Tuesday, January 20, 2009

Cooking Tip - Tomato Basil Pot Soup

Soup Ingredients
Soup Ingredients
Originally uploaded by toastfloats.
In Questions from the Class - Honored Guests, I mentioned the utility of having a Pot Dinner. A pot dinner is a recipe you can make in large quantity in your pressure cooker using ingredients you can stow aboard for weeks or even months. You pull this dinner out at the end of a long stretch when provisions are scarce or when you come into an anchorage and need to throw something together quickly to be social. The pot dinner recipe should be something you can throw into the pot and pressure cook for a half hour while the rest of the family is frantically scraping sand and hair out of the cockpit.

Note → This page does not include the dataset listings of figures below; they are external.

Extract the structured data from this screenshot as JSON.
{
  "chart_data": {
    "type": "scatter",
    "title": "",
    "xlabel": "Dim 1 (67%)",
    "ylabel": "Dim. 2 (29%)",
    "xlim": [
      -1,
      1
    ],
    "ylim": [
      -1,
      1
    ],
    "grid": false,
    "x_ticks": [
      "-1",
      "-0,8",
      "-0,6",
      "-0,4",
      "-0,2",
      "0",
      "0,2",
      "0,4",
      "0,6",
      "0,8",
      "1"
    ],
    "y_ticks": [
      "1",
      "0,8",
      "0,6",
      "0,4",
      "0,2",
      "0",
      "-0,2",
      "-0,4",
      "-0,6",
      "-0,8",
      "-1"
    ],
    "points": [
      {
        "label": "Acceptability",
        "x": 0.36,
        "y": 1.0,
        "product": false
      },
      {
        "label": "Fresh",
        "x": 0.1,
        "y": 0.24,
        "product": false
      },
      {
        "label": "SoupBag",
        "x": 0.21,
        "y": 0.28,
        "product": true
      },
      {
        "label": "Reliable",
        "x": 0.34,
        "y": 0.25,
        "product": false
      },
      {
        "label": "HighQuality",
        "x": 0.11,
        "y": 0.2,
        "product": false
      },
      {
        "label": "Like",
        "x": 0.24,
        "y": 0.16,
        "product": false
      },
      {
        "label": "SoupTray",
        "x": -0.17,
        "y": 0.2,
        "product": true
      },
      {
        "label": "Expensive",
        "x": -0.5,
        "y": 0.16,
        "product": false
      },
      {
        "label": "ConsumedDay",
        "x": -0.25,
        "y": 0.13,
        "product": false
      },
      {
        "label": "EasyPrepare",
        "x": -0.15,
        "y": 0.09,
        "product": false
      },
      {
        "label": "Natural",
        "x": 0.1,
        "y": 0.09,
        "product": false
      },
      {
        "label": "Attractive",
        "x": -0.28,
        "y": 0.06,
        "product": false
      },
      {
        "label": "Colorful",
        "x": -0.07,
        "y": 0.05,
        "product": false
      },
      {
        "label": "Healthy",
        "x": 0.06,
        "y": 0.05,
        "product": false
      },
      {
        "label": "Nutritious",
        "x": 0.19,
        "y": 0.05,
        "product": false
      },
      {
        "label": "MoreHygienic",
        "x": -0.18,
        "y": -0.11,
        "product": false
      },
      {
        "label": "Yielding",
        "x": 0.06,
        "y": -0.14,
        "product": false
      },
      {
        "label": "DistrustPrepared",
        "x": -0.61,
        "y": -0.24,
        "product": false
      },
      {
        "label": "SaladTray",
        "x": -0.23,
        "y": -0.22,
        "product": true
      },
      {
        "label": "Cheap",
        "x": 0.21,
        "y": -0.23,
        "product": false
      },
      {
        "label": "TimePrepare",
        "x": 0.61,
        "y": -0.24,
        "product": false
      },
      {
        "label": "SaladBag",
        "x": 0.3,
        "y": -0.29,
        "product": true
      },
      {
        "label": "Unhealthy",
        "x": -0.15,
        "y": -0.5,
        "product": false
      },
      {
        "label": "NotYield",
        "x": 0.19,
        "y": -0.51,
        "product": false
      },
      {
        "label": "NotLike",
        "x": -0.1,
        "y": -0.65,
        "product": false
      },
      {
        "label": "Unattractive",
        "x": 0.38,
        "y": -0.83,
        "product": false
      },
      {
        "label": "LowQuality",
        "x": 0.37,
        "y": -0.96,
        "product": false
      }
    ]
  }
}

Our pot dinner is an essentially vegetarian tomato basil soup. While it benefits from using fresh ingredients, you can make it entirely from stuff stowed deep in a locker under spare printer cartridges, rainy day activities, and fabric for projects you’ve forgotten.

Tomato Basil Pot Dinner
1 lg chopped onion
2 tbs olive oil
2 tsps garlic powder (use the real stuff if you still have it)
1 jug or can (64 oz) of tomato vegetable juice -- We use V8.
2 chicken buillion cubes -- Optional so if you’re feeding a vegan, add salt instead.
1 lg can of diced or whole tomatoes
1 cup dried bean thing -- Black eyed peas are the healthiest but we’ve also done this with navy beans, white beans, pinto, kidney, and lentil.
1 cup dried grain thing -- My favorite are the little shells, but again, use whatever you have handy.
2 tbs of dried basil
2 cps vegetables -- This is the perfect time to get rid of end of provision mankies such as limp carrots, tired cabbage, and sad celery. It’ll taste fine. However, if you’ve got nothing else, chuck in a can of green beens, corn, or carrots. Even VegAll works.

Basil in a Pot
Basil in a Pot
Originally uploaded by toastfloats.
Sauté the olive oil and onions in your pressure cooker. If you’ve got real garlic left, sauté it with the onions. Throw into the pot absolutely everything else. My cooker is a 6 qt so I add water until I get to the “no higher or it will explode” line. Basically, you’ll need at least 4 cups or the soup will be stew. Bring to pressure and cook until beans are done. In my cooker, this takes about 20 minutes at pressure. Let the pot depressurize until the guests arrive. Serve with crackers, bread, or something your guests bring. Tell them to make it fresh-made bread. That’ll take enough time for you to give yourself a bit of a bath before they arrive in addition to scrubbing the mud out of the cockpit.

1 comment:

inklenaomi said...

Thanks for the post. You are convincing me to buy a pressure cooker. And I don't even live on a boat.